Red Hat Previews OpenShift Platform for AI Models
At the Ray Summit this week, Red Hat previewed a platform for running artificial intelligence (AI) workloads based on the Red Hat OpenShift platform the company built atop Kubernetes.
Taneem Ibrahim, manager of software engineering at Red Hat, said Red Hat OpenShift AI will provide IT teams with a consistent distributed computing framework based on Ray clusters, which are designed to run workloads in parallel, combined with CodeFlare, a framework for training AI models.
That approach will enable IT teams to invoke AI models more easily in real-time or process workloads in batch mode using scheduling capabilities that enable them to optimize usage of IT infrastructure, such as graphical processor units (GPUs), as required, said Ibrahim.
The Red Hat OpenShift AI platform provides access to KubeRay, a Kubernetes operator for deploying and managing Ray clusters, and CodeFlare, a Kubernetes operator that deploys and manages the life cycle of the three components of the framework used to manage jobs and dynamically aggregate and scale resources as needed.

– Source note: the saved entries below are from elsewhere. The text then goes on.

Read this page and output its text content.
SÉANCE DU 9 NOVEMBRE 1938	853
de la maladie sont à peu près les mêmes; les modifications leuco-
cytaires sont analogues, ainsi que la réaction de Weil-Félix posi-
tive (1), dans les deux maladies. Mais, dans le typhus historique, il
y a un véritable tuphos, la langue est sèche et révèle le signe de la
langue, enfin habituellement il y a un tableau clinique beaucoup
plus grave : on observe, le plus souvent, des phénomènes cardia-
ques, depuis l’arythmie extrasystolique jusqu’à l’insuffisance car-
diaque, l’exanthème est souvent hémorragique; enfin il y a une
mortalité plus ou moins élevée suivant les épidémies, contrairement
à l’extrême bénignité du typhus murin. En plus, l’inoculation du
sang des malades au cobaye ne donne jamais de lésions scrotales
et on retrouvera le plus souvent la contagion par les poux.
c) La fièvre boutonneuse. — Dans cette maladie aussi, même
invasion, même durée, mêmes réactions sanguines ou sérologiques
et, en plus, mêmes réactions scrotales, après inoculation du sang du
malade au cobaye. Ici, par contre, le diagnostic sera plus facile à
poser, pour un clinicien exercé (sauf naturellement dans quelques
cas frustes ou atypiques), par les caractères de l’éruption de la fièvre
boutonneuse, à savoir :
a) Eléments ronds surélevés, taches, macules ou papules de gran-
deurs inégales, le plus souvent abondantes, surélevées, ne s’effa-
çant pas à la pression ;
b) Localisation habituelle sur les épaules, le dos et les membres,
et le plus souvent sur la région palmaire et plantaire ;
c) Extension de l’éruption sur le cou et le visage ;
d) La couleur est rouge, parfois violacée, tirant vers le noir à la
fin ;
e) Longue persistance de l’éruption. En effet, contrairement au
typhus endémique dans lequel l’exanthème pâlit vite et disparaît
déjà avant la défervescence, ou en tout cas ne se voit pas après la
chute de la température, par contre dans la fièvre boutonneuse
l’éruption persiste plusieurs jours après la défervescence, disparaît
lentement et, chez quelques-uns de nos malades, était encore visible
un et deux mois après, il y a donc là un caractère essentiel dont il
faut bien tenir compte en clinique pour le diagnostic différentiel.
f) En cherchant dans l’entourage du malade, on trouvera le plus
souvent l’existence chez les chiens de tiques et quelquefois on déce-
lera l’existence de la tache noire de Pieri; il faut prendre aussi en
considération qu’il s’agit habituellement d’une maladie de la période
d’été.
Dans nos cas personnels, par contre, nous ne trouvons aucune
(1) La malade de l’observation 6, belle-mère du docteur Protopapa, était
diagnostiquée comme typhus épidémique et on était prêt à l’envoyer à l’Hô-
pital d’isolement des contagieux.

In addition, there is KKerve, a Kubernetes Custom Resource Definition for deploying and serving models, a Text Generation Inference Server (TGIS) for loading inference engines, and Caikit, an AI toolkit/runtime that handles the life cycle of the TGIS processes.
There is also OpenShift Serverless, a framework for driving event-driven applications based on the open source Knative project and OpenShift Service Mesh, an instance of the open source Istio service mesh.
Kubernetes platforms such as Red Hat OpenShift are generally preferred when running greenfield AI applications where technical debt is much less of an issue, noted Ibrahim. However, as more organizations begin to embed AI workloads within applications, there will be a more pressing need to integrate DevOps and machine learning operations (MLOps) workflows. Most MLOps workflows today are managed by data scientists, but when it comes to deploying them, an AI model is treated as just another type of software artifact invoked via an application programming interface (API). The Red Hat OpenShift AI platform will make it simpler for those teams to collaborate both before and after AI models are deployed and continuously updated, noted Ibrahim.
It’s still early days as far as operationalizing AI models is concerned, but it’s now only a matter of time before organizations will need to find some way to meld DevOps and MLOps workflows to enable the level of observability that will be required to succeed, said Ibrahim. To rise to that challenge, organizations will need to address a range of technical and cultural issues that inevitably arise when individuals with diverse backgrounds need to collaborate. While data scientists tend to have a lot of experience building AI models, their knowledge of deploying them in production environments is often much less extensive.
In the meantime, IT teams would be well-advised to become a lot more familiar with the nuances of building and deploying AI models, as they will soon be pervasively embedded within every application imaginable.